En la oscuridad muestra dichas reflexiones en la última escena, donde ambos protagonistas comparten calabozo mientras, desde la ventana de la celda, se observa el vuelo de unas garzas. La escena contrasta el encarcelamiento de los protagonistas con el movimiento de los animales, lo que lleva a Miguel Muñoz Garnica a interpretar el desenlace en términos de libertad: «esta imagen de las garzas no es una mera fuga de una película asfixiada por los padecimientos de sus personajes, sino un movimiento de cierre que nos recuerda que la mirada de Bartas se ha posado en otra parte. Que la libertad evocada, aunque no exista en el entorno físico-político, hay que buscarla en la presencia de cada hombre o mujer sobre el que las tomas se posan». De esta forma, se podría entender la libertad como la entereza de unos personajes que no se han dejado doblegar por el martillo —aquí, literal— de la Unión Soviética.
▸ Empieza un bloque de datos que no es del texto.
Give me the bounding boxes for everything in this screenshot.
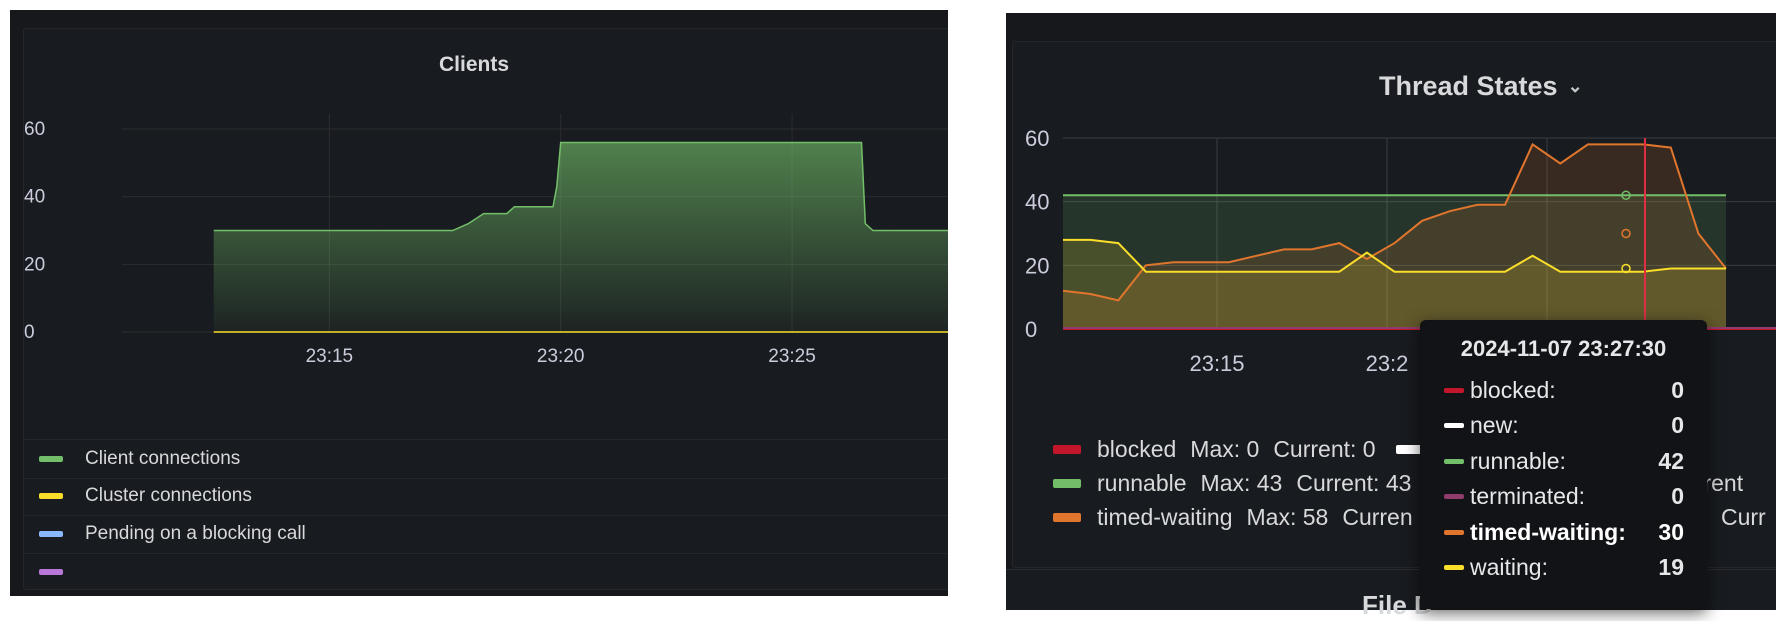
- tooltip-value: 30: [1658, 518, 1684, 545]
- x-tick-label: 23:20: [537, 346, 585, 367]
- legend-item-blocked[interactable]: blocked Max: 0 Current: 0: [1053, 432, 1440, 466]
- legend-label: blocked: [1097, 435, 1177, 462]
- legend-item-runnable[interactable]: runnable Max: 43 Current: 43 urrent: [1053, 466, 1743, 500]
- tooltip-swatch: [1444, 387, 1464, 393]
- clients-chart[interactable]: 60 40 20 0 23:15 23:20 23:25: [24, 29, 948, 589]
- x-tick-label: 23:15: [1189, 351, 1244, 376]
- tooltip-row-runnable: runnable: 42: [1444, 444, 1684, 478]
- hover-point: [1621, 263, 1631, 274]
- legend-current: Current: 43: [1296, 469, 1412, 496]
- tooltip-timestamp: 2024-11-07 23:27:30: [1460, 336, 1667, 361]
- tooltip-row-terminated: terminated: 0: [1444, 479, 1684, 513]
- tooltip-swatch: [1444, 458, 1464, 464]
- legend-current: Curren: [1342, 503, 1413, 530]
- tooltip-value: 0: [1671, 482, 1684, 509]
- tooltip-row-new: new: 0: [1444, 408, 1684, 442]
- legend-text: timed-waiting Max: 58 Curren: [1097, 504, 1427, 531]
- legend-swatch: [39, 493, 63, 499]
- panel-title-menu[interactable]: Thread States ⌄: [1379, 71, 1583, 102]
- tooltip-label: timed-waiting:: [1470, 518, 1626, 545]
- y-tick-label: 0: [24, 322, 35, 343]
- series-area-client-connections: [213, 142, 948, 332]
- series-line-waiting: [1063, 238, 1726, 273]
- legend-swatch: [1053, 478, 1081, 488]
- tooltip-label: terminated:: [1470, 482, 1586, 509]
- legend-label: Cluster connections: [85, 485, 252, 506]
- tooltip-swatch: [1444, 529, 1464, 535]
- legend-label: Client connections: [85, 448, 241, 469]
- y-tick-label: 20: [1025, 253, 1049, 278]
- legend-current: Current: 0: [1273, 435, 1376, 462]
- legend-swatch: [39, 569, 63, 575]
- tooltip-row-blocked: blocked: 0: [1444, 373, 1684, 407]
- tooltip-swatch: [1444, 564, 1464, 570]
- tooltip-swatch: [1444, 422, 1464, 428]
- tooltip-label: new:: [1470, 411, 1519, 438]
- legend-swatch-new: [1395, 444, 1424, 454]
- legend-item-partial[interactable]: [24, 553, 948, 589]
- y-tick-label: 60: [24, 119, 45, 140]
- legend-max: Max: 43: [1200, 469, 1283, 496]
- y-tick-label: 40: [1025, 190, 1049, 215]
- legend-item-pending-blocking-call[interactable]: Pending on a blocking call: [24, 515, 948, 554]
- tooltip-value: 19: [1658, 553, 1684, 580]
- hover-point: [1621, 190, 1631, 201]
- legend-swatch: [1053, 444, 1081, 454]
- panel-title[interactable]: Clients: [438, 53, 509, 76]
- tooltip-label: blocked:: [1470, 376, 1556, 403]
- legend-max: Max: 0: [1190, 435, 1260, 462]
- legend-item-timed-waiting[interactable]: timed-waiting Max: 58 Curren Curr: [1053, 500, 1766, 534]
- tooltip-value: 0: [1671, 376, 1684, 403]
- legend-swatch: [1053, 512, 1081, 522]
- x-tick-label: 23:2: [1366, 351, 1409, 376]
- legend-text: runnable Max: 43 Current: 43: [1097, 470, 1425, 497]
- series-area-waiting: [1063, 239, 1726, 329]
- y-tick-label: 40: [24, 187, 45, 208]
- y-tick-label: 0: [1025, 317, 1037, 342]
- legend-swatch: [39, 531, 63, 537]
- tooltip-value: 0: [1671, 411, 1684, 438]
- chevron-down-icon[interactable]: ⌄: [1567, 76, 1583, 96]
- tooltip-row-timed-waiting: timed-waiting: 30: [1444, 515, 1684, 549]
- thread-states-panel: Thread States ⌄ 60 40 20 0 23:15 23:2 blocked M…: [1012, 41, 1776, 568]
- x-tick-label: 23:15: [306, 346, 354, 367]
- legend-item-cluster-connections[interactable]: Cluster connections: [24, 477, 948, 516]
- legend-item-client-connections[interactable]: Client connections: [24, 439, 948, 479]
- tooltip-label: waiting:: [1470, 553, 1548, 580]
- x-tick-label: 23:25: [768, 346, 816, 367]
- legend-label: timed-waiting: [1097, 503, 1233, 530]
- legend-label: Pending on a blocking call: [85, 523, 306, 544]
- legend-text: blocked Max: 0 Current: 0: [1097, 436, 1390, 463]
- clients-panel: Clients 60 40 20 0 23:15 23:20 23:25 Client co…: [23, 28, 948, 590]
- y-tick-label: 60: [1025, 126, 1049, 151]
- thread-states-chart[interactable]: 60 40 20 0 23:15 23:2: [1013, 42, 1776, 567]
- y-tick-label: 20: [24, 254, 45, 275]
- hover-tooltip: 2024-11-07 23:27:30 blocked: 0 new: 0 ru…: [1420, 320, 1707, 609]
- tooltip-label: runnable:: [1470, 447, 1566, 474]
- series-line-client-connections: [213, 141, 948, 232]
- tooltip-row-waiting: waiting: 19: [1444, 550, 1684, 584]
- series-line-timed-waiting: [1062, 142, 1727, 302]
- tooltip-value: 42: [1658, 447, 1684, 474]
- legend-label: runnable: [1097, 469, 1187, 496]
- clients-panel-container: Clients 60 40 20 0 23:15 23:20 23:25 Client co…: [10, 10, 948, 596]
- tooltip-swatch: [1444, 493, 1464, 499]
- panel-title: Thread States: [1379, 71, 1558, 101]
- legend-trailing-text: Curr: [1721, 503, 1766, 530]
- legend-swatch: [39, 456, 63, 462]
- legend-max: Max: 58: [1246, 503, 1329, 530]
- hover-point: [1621, 228, 1631, 239]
Compartiendo dicha lectura, me gustaría expandirla al añadir otra capa, la de la migración: la presencia las aves, grandes representantes de los movimientos migratorios, vendría a señalar que no existe futuro en una Lituania ocupada, y que, por tanto, la única salida posible no es el conflicto armado sino la migración. Es decir, que, aunque muestre la entereza de sus protagonistas, en última instancia Bartas parece cuestionar sus decisiones, lo que implica que la suya es la más derrotista de todas las miradas que aparecen en este filme.